En arrivant sur la glace ils la trouvent pleine de vie et d'animation. Tout le long de la côte, le golfe glacé est bordé de noir par la foule dense des spectateurs; plus loin les patineurs décrivent leurs cercles, pareils à des fourmis dont on vient d'endommager la fourmilière; encore plus loin on aperçoit de petits points noirs qui se déplacent avec une rapidité vertigineuse.

Les petits mettent leurs patins et se mêlent aux patineurs. Ils patinent fort bien, et en s'élançant à toute vitesse sur la glace, ils recouvrent de la couleur aux joues et du brillant aux yeux, mais cela ne leur donne cependant pas pour une seule minute l'air joyeux et insouciant des autres enfants.

Tout d'un coup, en retournant vers la terre ferme, ils aperçoivent quelque chose de très beau. Un grand ballon leur arrive du côté de Stockholm en poussant vers la mer. Il est rayé rouge et jaune et brille au soleil comme une boule de feu. La nacelle est ornée d'une quantité de pavillons bariolés, et, comme le ballon n'est pas très haut, le jeu des couleurs s'aperçoit fort bien.

En apercevant le ballon, les petits jettent un cri de joie. C'est la première fois de leur vie qu'ils voient un grand ballon planer dans les airs. Il est bien plus beau qu'ils ne l'avaient imaginé. Tous les rêves, tous les projets qui ont été leur consolation et leur joie durant les mauvais jours, leur reviennent à l'esprit à cette vue. Ils s'arrêtent pour mieux observer comment sont attachées les cordes, les guide-ropes, et ils se désignent l'ancre et les sacs de sable sur le bord de la nacelle.

Le ballon passe à toute vitesse sur le golfe glacé. Tous les patineurs, petits et grands, pêle-mêle, se jettent en riant et en criant à sa rencontre au moment où il fait son apparition et se mettent ensuite à le pourchasser. Ils le suivent dans sa course vers la mer, en une longue file oscillante comme un énorme guide-rope. Les aéronautes s'amusent à jeter des feuilles multicolores qui lentement s'envolent par l'atmosphère bleue.
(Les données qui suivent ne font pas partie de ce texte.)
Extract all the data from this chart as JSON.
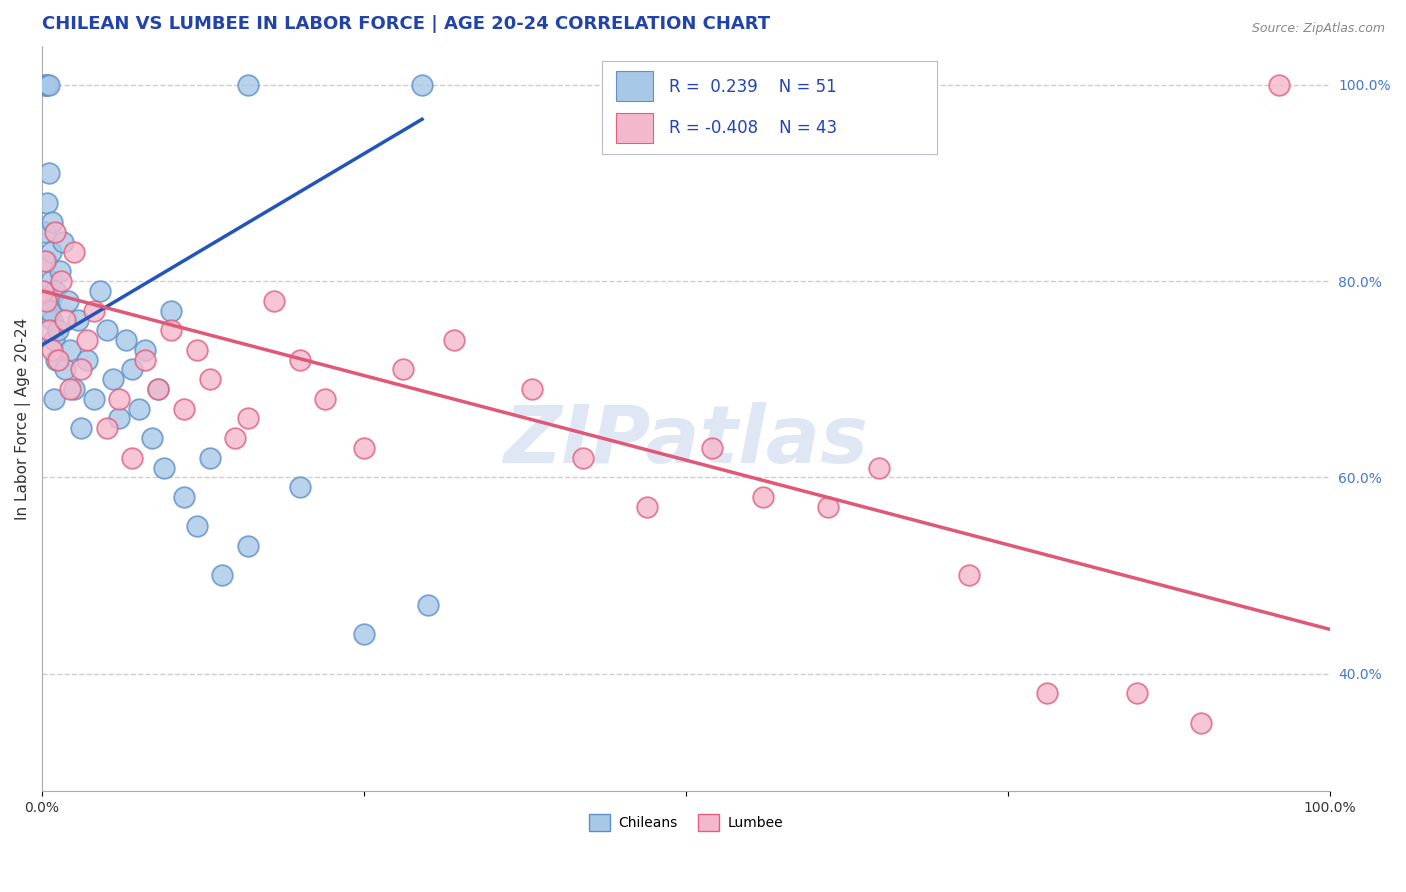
{
  "title": "CHILEAN VS LUMBEE IN LABOR FORCE | AGE 20-24 CORRELATION CHART",
  "source_text": "Source: ZipAtlas.com",
  "ylabel": "In Labor Force | Age 20-24",
  "xlim": [
    0.0,
    1.0
  ],
  "ylim": [
    0.28,
    1.04
  ],
  "right_yticks": [
    0.4,
    0.6,
    0.8,
    1.0
  ],
  "right_yticklabels": [
    "40.0%",
    "60.0%",
    "80.0%",
    "100.0%"
  ],
  "xticks": [
    0.0,
    0.25,
    0.5,
    0.75,
    1.0
  ],
  "xticklabels_show": [
    "0.0%",
    "",
    "",
    "",
    "100.0%"
  ],
  "chilean_color": "#a8c8e8",
  "lumbee_color": "#f4b8cc",
  "chilean_edge": "#6090c8",
  "lumbee_edge": "#e06080",
  "blue_line_color": "#2255bb",
  "pink_line_color": "#e05878",
  "grid_color": "#ccccdd",
  "background_color": "#ffffff",
  "watermark_text": "ZIPatlas",
  "chilean_pts_x": [
    0.002,
    0.003,
    0.004,
    0.005,
    0.006,
    0.007,
    0.008,
    0.009,
    0.01,
    0.011,
    0.002,
    0.003,
    0.004,
    0.005,
    0.006,
    0.007,
    0.008,
    0.009,
    0.012,
    0.014,
    0.016,
    0.018,
    0.02,
    0.022,
    0.025,
    0.028,
    0.03,
    0.035,
    0.04,
    0.045,
    0.05,
    0.055,
    0.06,
    0.065,
    0.07,
    0.075,
    0.08,
    0.085,
    0.09,
    0.095,
    0.1,
    0.11,
    0.12,
    0.13,
    0.14,
    0.16,
    0.2,
    0.25,
    0.3,
    0.16,
    0.295
  ],
  "chilean_pts_y": [
    1.0,
    1.0,
    1.0,
    1.0,
    0.78,
    0.8,
    0.76,
    0.74,
    0.79,
    0.72,
    0.85,
    0.82,
    0.88,
    0.91,
    0.77,
    0.83,
    0.86,
    0.68,
    0.75,
    0.81,
    0.84,
    0.71,
    0.78,
    0.73,
    0.69,
    0.76,
    0.65,
    0.72,
    0.68,
    0.79,
    0.75,
    0.7,
    0.66,
    0.74,
    0.71,
    0.67,
    0.73,
    0.64,
    0.69,
    0.61,
    0.77,
    0.58,
    0.55,
    0.62,
    0.5,
    0.53,
    0.59,
    0.44,
    0.47,
    1.0,
    1.0
  ],
  "lumbee_pts_x": [
    0.001,
    0.002,
    0.003,
    0.005,
    0.008,
    0.01,
    0.012,
    0.015,
    0.018,
    0.022,
    0.025,
    0.03,
    0.035,
    0.04,
    0.05,
    0.06,
    0.07,
    0.08,
    0.09,
    0.1,
    0.11,
    0.12,
    0.13,
    0.15,
    0.16,
    0.18,
    0.2,
    0.22,
    0.25,
    0.28,
    0.32,
    0.38,
    0.42,
    0.47,
    0.52,
    0.56,
    0.61,
    0.65,
    0.72,
    0.78,
    0.85,
    0.9,
    0.96
  ],
  "lumbee_pts_y": [
    0.79,
    0.82,
    0.78,
    0.75,
    0.73,
    0.85,
    0.72,
    0.8,
    0.76,
    0.69,
    0.83,
    0.71,
    0.74,
    0.77,
    0.65,
    0.68,
    0.62,
    0.72,
    0.69,
    0.75,
    0.67,
    0.73,
    0.7,
    0.64,
    0.66,
    0.78,
    0.72,
    0.68,
    0.63,
    0.71,
    0.74,
    0.69,
    0.62,
    0.57,
    0.63,
    0.58,
    0.57,
    0.61,
    0.5,
    0.38,
    0.38,
    0.35,
    1.0
  ],
  "blue_line_x0": 0.0,
  "blue_line_y0": 0.735,
  "blue_line_x1": 0.295,
  "blue_line_y1": 0.965,
  "pink_line_x0": 0.0,
  "pink_line_y0": 0.79,
  "pink_line_x1": 1.0,
  "pink_line_y1": 0.445,
  "title_fontsize": 13,
  "axis_label_fontsize": 11,
  "tick_fontsize": 10,
  "source_fontsize": 9,
  "legend_fontsize": 12
}
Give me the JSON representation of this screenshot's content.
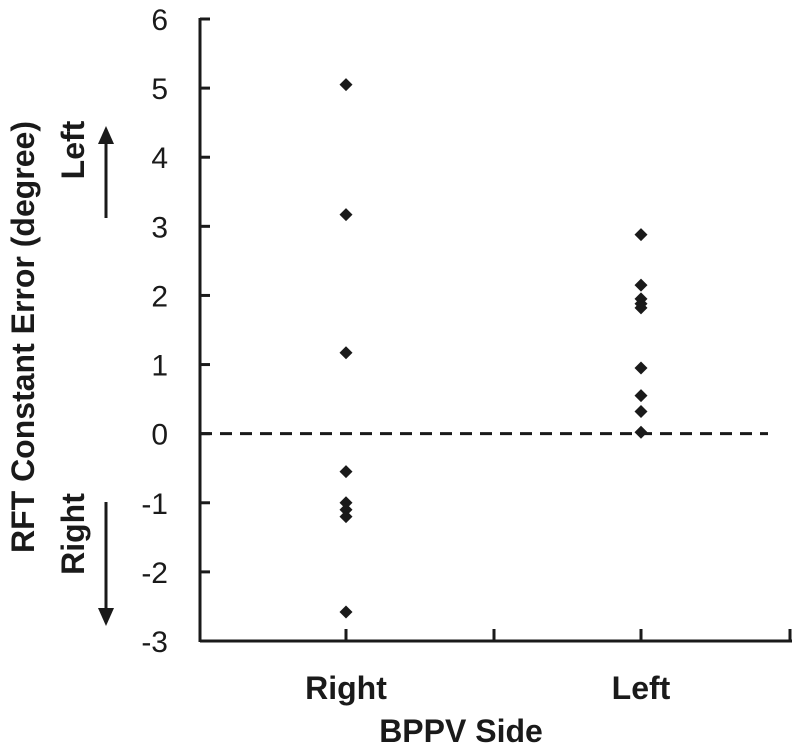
{
  "chart_data": {
    "type": "scatter",
    "xlabel": "BPPV Side",
    "ylabel": "RFT Constant Error (degree)",
    "categories": [
      "Right",
      "Left"
    ],
    "ylim": [
      -3,
      6
    ],
    "yticks": [
      6,
      5,
      4,
      3,
      2,
      1,
      0,
      -1,
      -2,
      -3
    ],
    "reference_line": {
      "y": 0,
      "style": "dashed"
    },
    "direction_labels": {
      "up": "Left",
      "down": "Right"
    },
    "grid": false,
    "legend": "none",
    "marker": "diamond",
    "marker_color": "#1a1a1a",
    "series": [
      {
        "category": "Right",
        "values": [
          5.05,
          3.17,
          1.17,
          -0.55,
          -1.0,
          -1.1,
          -1.2,
          -2.58
        ]
      },
      {
        "category": "Left",
        "values": [
          2.88,
          2.15,
          1.95,
          1.88,
          1.82,
          0.95,
          0.55,
          0.32,
          0.02
        ]
      }
    ]
  }
}
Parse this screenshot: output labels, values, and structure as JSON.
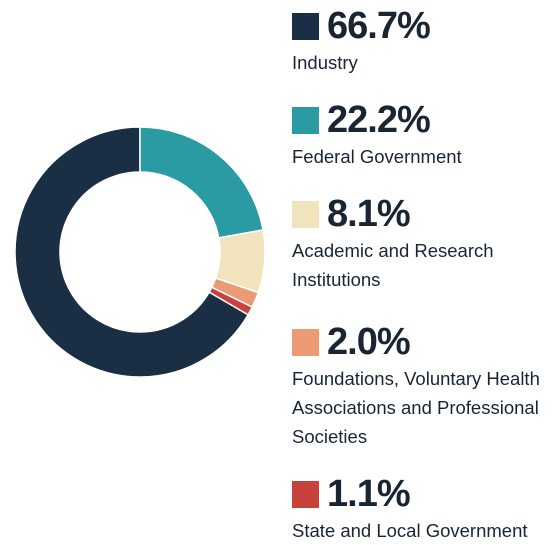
{
  "chart_data": {
    "type": "pie",
    "categories": [
      "Industry",
      "Federal Government",
      "Academic and Research Institutions",
      "Foundations, Voluntary Health Associations and Professional Societies",
      "State and Local Government"
    ],
    "values": [
      66.7,
      22.2,
      8.1,
      2.0,
      1.1
    ],
    "value_labels": [
      "66.7%",
      "22.2%",
      "8.1%",
      "2.0%",
      "1.1%"
    ],
    "colors": [
      "#1a2e44",
      "#2a9aa3",
      "#f1e4bc",
      "#ec9a74",
      "#c8413a"
    ]
  }
}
Les petits sont les premiers de la longue file qui poursuit le ballon. Ils avancent rapidement, la tête en arrière et les regards obstinément fixés en haut. Leurs yeux brillent de bonheur pour la première fois depuis leur départ de chez leur mère. Ils sont hors d'eux-mêmes d'enthousiasme, ils ne pensent qu'à une chose: poursuivre le ballon aussi longtemps que possible.

Mais le ballon va vite et il faut être un bon patineur pour rie pas être laissé en arrière. Là troupe qui le fourchasse s'éclaircit, mais à la tête de ceux qui continuent la poursuite, apparaissent toujours les deux petits. Ils sont si pleins d'ardeur qu'ils attirent l'attention. Après, on dira même qu'ils avaient à ce moment quelque chose de mystérieux. Ils ne faisaient ni rire ni crier, mais il planait sur leurs visages tournés en haut une expression d'extase comme s'ils regardaient une apparition.

Aussi, le ballon se présente-t-il à l'esprit des petits presque comme un guide surnaturel venu pour les ramener sur le bon chemin et pour leur apprendre à suivre ce chemin avec un courage nouveau. À sa vue, leurs cœurs se gonflent d'un désir immense de se remettre au travail pour réaliser la grande invention.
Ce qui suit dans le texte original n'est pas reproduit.